The main building at the Vince Lombardi Service Area has two fast-food restaurants—a Roy Rogers and a Bob’s Big Boy—as well as several smaller concessions. Outside there’s a Shell gas station and two large parking lots—one for cars, the other for trailer trucks. If you look west from the parking lot, you can see vehicles crossing an elevated section of the turnpike, the loud diesel engines roaring through the sky. To the east is the Manhattan skyline. Fields of seven-foot-high grasses and cattails in the
swampy wetlands surround the service area, which is bordered by a ribbon of access road. It takes about three and a half minutes to drive around this access road and circle both parking lots if you drive a little faster than the speed limit, as practically everyone does. On this cool, cloudy Thursday in October, Deputy Attorney General Bob Carroll and Investigator Paul Smith knew exactly how long it took. They’d been doing it for the past forty minutes.
Paul Smith was driving the silver gray sedan; Bob Carroll was in the passenger seat.
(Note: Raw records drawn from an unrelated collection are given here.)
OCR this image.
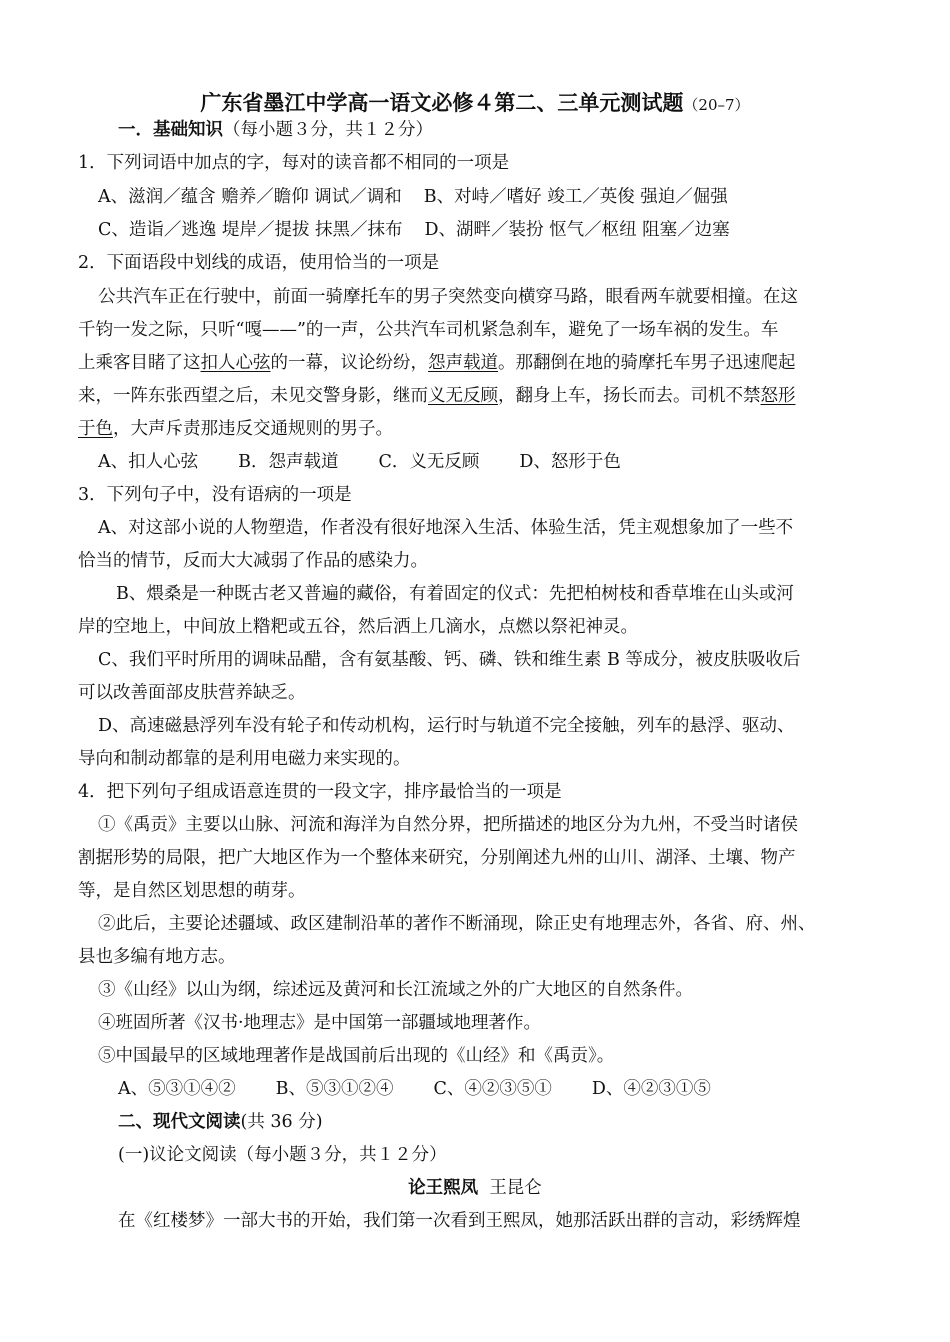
广东省墨江中学高一语文必修４第二、三单元测试题（20–7）
一．基础知识（每小题３分，共１２分）
1．下列词语中加点的字，每对的读音都不相同的一项是
A、滋润／蕴含 赡养／瞻仰 调试／调和 B、对峙／嗜好 竣工／英俊 强迫／倔强
C、造诣／逃逸 堤岸／提拔 抹黑／抹布 D、湖畔／装扮 怄气／枢纽 阻塞／边塞
2．下面语段中划线的成语，使用恰当的一项是
公共汽车正在行驶中，前面一骑摩托车的男子突然变向横穿马路，眼看两车就要相撞。在这
千钧一发之际，只听“嘎——”的一声，公共汽车司机紧急刹车，避免了一场车祸的发生。车
上乘客目睹了这扣人心弦的一幕，议论纷纷，怨声载道。那翻倒在地的骑摩托车男子迅速爬起
来，一阵东张西望之后，未见交警身影，继而义无反顾，翻身上车，扬长而去。司机不禁怒形
于色，大声斥责那违反交通规则的男子。
A、扣人心弦 B．怨声载道 C．义无反顾 D、怒形于色
3．下列句子中，没有语病的一项是
A、对这部小说的人物塑造，作者没有很好地深入生活、体验生活，凭主观想象加了一些不
恰当的情节，反而大大减弱了作品的感染力。
B、煨桑是一种既古老又普遍的藏俗，有着固定的仪式：先把柏树枝和香草堆在山头或河
岸的空地上，中间放上糌粑或五谷，然后洒上几滴水，点燃以祭祀神灵。
C、我们平时所用的调味品醋，含有氨基酸、钙、磷、铁和维生素 B 等成分，被皮肤吸收后
可以改善面部皮肤营养缺乏。
D、高速磁悬浮列车没有轮子和传动机构，运行时与轨道不完全接触，列车的悬浮、驱动、
导向和制动都靠的是利用电磁力来实现的。
4．把下列句子组成语意连贯的一段文字，排序最恰当的一项是
①《禹贡》主要以山脉、河流和海洋为自然分界，把所描述的地区分为九州，不受当时诸侯
割据形势的局限，把广大地区作为一个整体来研究，分别阐述九州的山川、湖泽、土壤、物产
等，是自然区划思想的萌芽。
②此后，主要论述疆域、政区建制沿革的著作不断涌现，除正史有地理志外，各省、府、州、
县也多编有地方志。
③《山经》以山为纲，综述远及黄河和长江流域之外的广大地区的自然条件。
④班固所著《汉书·地理志》是中国第一部疆域地理著作。
⑤中国最早的区域地理著作是战国前后出现的《山经》和《禹贡》。
A、⑤③①④② B、⑤③①②④ C、④②③⑤① D、④②③①⑤
二、现代文阅读(共 36 分)
(一)议论文阅读（每小题３分，共１２分）
论王熙凤 王昆仑
在《红楼梦》一部大书的开始，我们第一次看到王熙凤，她那活跃出群的言动，彩绣辉煌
In their suits and ties they could easily be mistaken for a Mutt and Jeff pair of traveling salesmen, Smith being the junior trainee even though he was actually only two years younger than Carroll.
Investigator Ron Donahue was crouched on the floor of an otherwise unoccupied state police car parked at the curb near the entrance to the Roy Rogers. Two other investigators—a man and a woman—were “making eyes at each other” in another unmarked car in the lot near the bank of telephone booths. They were all watching Dominick Polifrone, who was sitting on a picnic table on the grass near the phone booths, his foot propped up on the seat. They were all waiting for Richard Kuklinski.
Paul Smith sighed and drummed his fingers on the steering wheel. “So where the hell is he?”
Bob Carroll’s eyes swept the parking lots like a constant lighthouse beacon. “For all we know, Richie could already be here.”
Smith shook his head in disgust. “I wouldn’t be surprised.”
They both knew how Kuklinski could be. He was the most cautious criminal they’d ever come across. He’d come to meetings early and just stand around, surveying the scene; then he’d stay late afterward, doing the same. Once, when the state police were following him in an unmarked car on the Garden State Parkway, he just pulled over to the side of the road and sat there for an hour, waiting and watching. They could never figure out how he knew they were following him. He was either superparanoid or supernatural.